“You think not?” Meical asked pleadingly. “We are what we choose to be. What makes a king a king? Is there something different about him? Does special, sacred blood run in his veins? No. He is chosen; he believes it, and the people believe. He rises to the task, or he fails it.”
Author: John Gwynne
Category: Epic Fantasy
Publication Date: July 16th, 2015
So yeah, this series just got pretty awesome.
If you have read my reviews for the first two books, you probably know that I enjoyed them but wasn’t totally sold on them as much as other reviewers seemed to be.
I now officially am joining the John Gwynne fanwagon.
Everything about the first two installments just smacked of every fantasy trope out that. And that wasn’t bad; while it had a lot of the same elements as so many fantasy stories before it was definitely well-written and engaging. This installment took all of that setup though and turned the series into something completely its own.

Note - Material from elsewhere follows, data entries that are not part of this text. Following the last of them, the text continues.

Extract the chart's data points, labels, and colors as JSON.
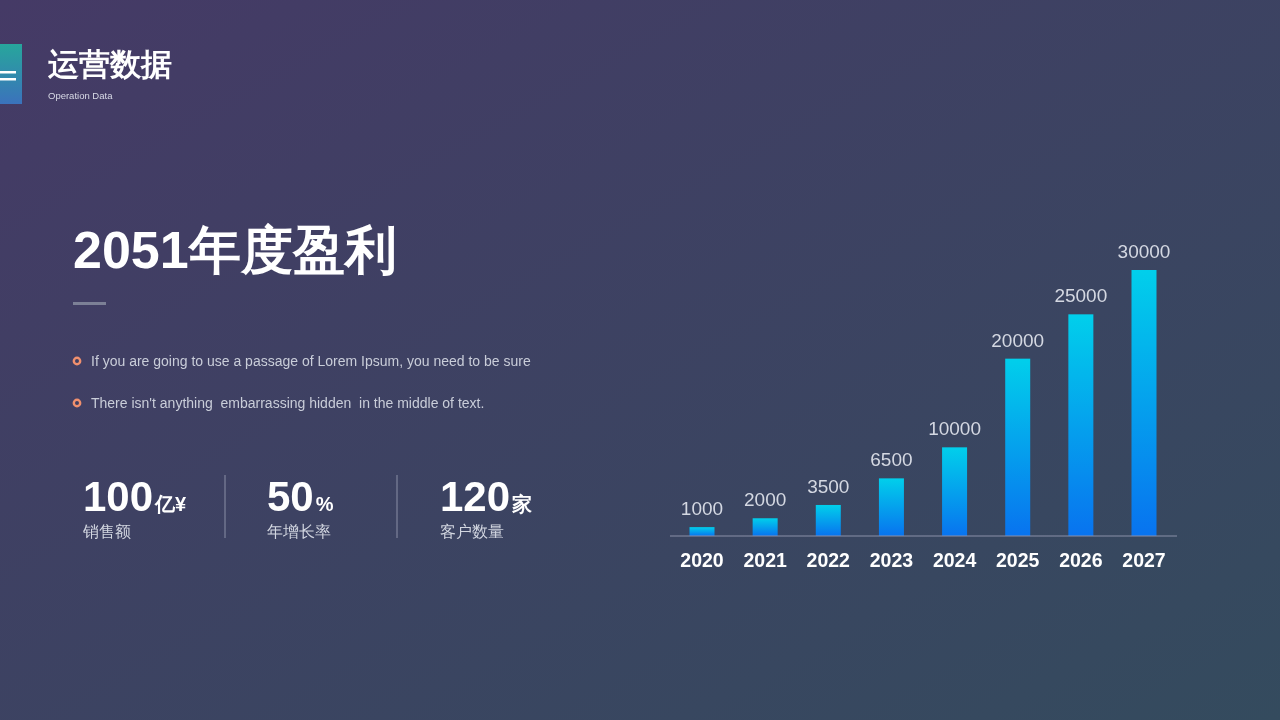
{
  "chart_data": {
    "type": "bar",
    "title": "运营数据",
    "subtitle": "Operation Data",
    "annotations": [
      "2051年度盈利",
      "If you are going to use a passage of Lorem Ipsum, you need to be sure",
      "There isn't anything  embarrassing hidden  in the middle of text.",
      "100亿¥",
      "销售额",
      "50%",
      "年增长率",
      "120家",
      "客户数量"
    ],
    "categories": [
      "2020",
      "2021",
      "2022",
      "2023",
      "2024",
      "2025",
      "2026",
      "2027"
    ],
    "values": [
      1000,
      2000,
      3500,
      6500,
      10000,
      20000,
      25000,
      30000
    ],
    "color": "#03a6ec",
    "data_labels": true
  }
}
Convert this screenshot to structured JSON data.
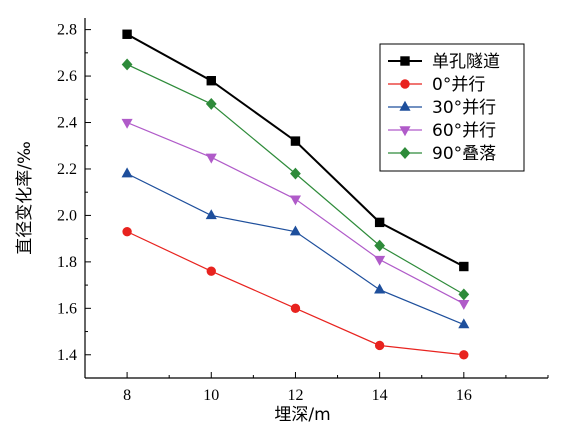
{
  "chart_data": {
    "type": "line",
    "xlabel": "埋深/m",
    "ylabel": "直径变化率/‰",
    "x": [
      8,
      10,
      12,
      14,
      16
    ],
    "xlim": [
      7,
      18
    ],
    "ylim": [
      1.3,
      2.85
    ],
    "xticks": [
      8,
      10,
      12,
      14,
      16
    ],
    "yticks": [
      1.4,
      1.6,
      1.8,
      2.0,
      2.2,
      2.4,
      2.6,
      2.8
    ],
    "ytick_labels": [
      "1.4",
      "1.6",
      "1.8",
      "2.0",
      "2.2",
      "2.4",
      "2.6",
      "2.8"
    ],
    "grid": false,
    "legend_position": "top-right",
    "series": [
      {
        "name": "单孔隧道",
        "color": "#000000",
        "marker": "square",
        "values": [
          2.78,
          2.58,
          2.32,
          1.97,
          1.78
        ]
      },
      {
        "name": "0°并行",
        "color": "#e8231f",
        "marker": "circle",
        "values": [
          1.93,
          1.76,
          1.6,
          1.44,
          1.4
        ]
      },
      {
        "name": "30°并行",
        "color": "#1e4f9c",
        "marker": "triangle-up",
        "values": [
          2.18,
          2.0,
          1.93,
          1.68,
          1.53
        ]
      },
      {
        "name": "60°并行",
        "color": "#b05bc9",
        "marker": "triangle-down",
        "values": [
          2.4,
          2.25,
          2.07,
          1.81,
          1.62
        ]
      },
      {
        "name": "90°叠落",
        "color": "#2e8b3a",
        "marker": "diamond",
        "values": [
          2.65,
          2.48,
          2.18,
          1.87,
          1.66
        ]
      }
    ]
  }
}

This has 100% everything to do with characters.
Though there are certainly plot twists, the morphing of almost solidly white and black characters with only a few sporting some shades of gray to most of the cast falling into the gray areas is the highlight of this story. While there are still some that are starkly good and some starkly evil, there are also some characters that are decidedly good people but find themselves on the wrong side of the war (these were my favorite to follow). Some characters have family members on the other side of the war and have to deal the complexities and mistrust that it brings.
And Corban. His character is damn near pristine. I am having a little bit of trouble connecting with him I think because of this though. He is sort of a shining example of goodness and while that is fitting for the one prophesied to save the world, it does make it a little difficult for a mere mortal like myself to relate to. Still, what I liked about his character in this book was watching him be confronted with many decisions that were kind of parallel to things that Nathair has faced at some point and the completely different choices that are made.
Apart from having trouble connecting with Corban, the only semi-negative note that I have is that I had a little bit of trouble keeping up with the enormous cast of characters at times. This might could be attributed to the fact that there were about two months between my reading Valor and Ruin. But it also seemed like there were several characters now that have similar names. There were Haelan and Halion which I initially had trouble keeping straight but then there were also all the “C” names! Corban and Conall and Camlin and Coralen and Calidus.
Maybe that is why Maquin and Fidele are my favorite characters. Their names are easy for me to remember!
All that said, I understand that cast of characters this big can be unwieldy at times and I do think that a good balance was reached as far as each of the points of view having equally engaging stories and a fair amount of “screen time.”
I am upset though that I don’t already have Wrath in my hands so I can get started on it! That cliffhanger!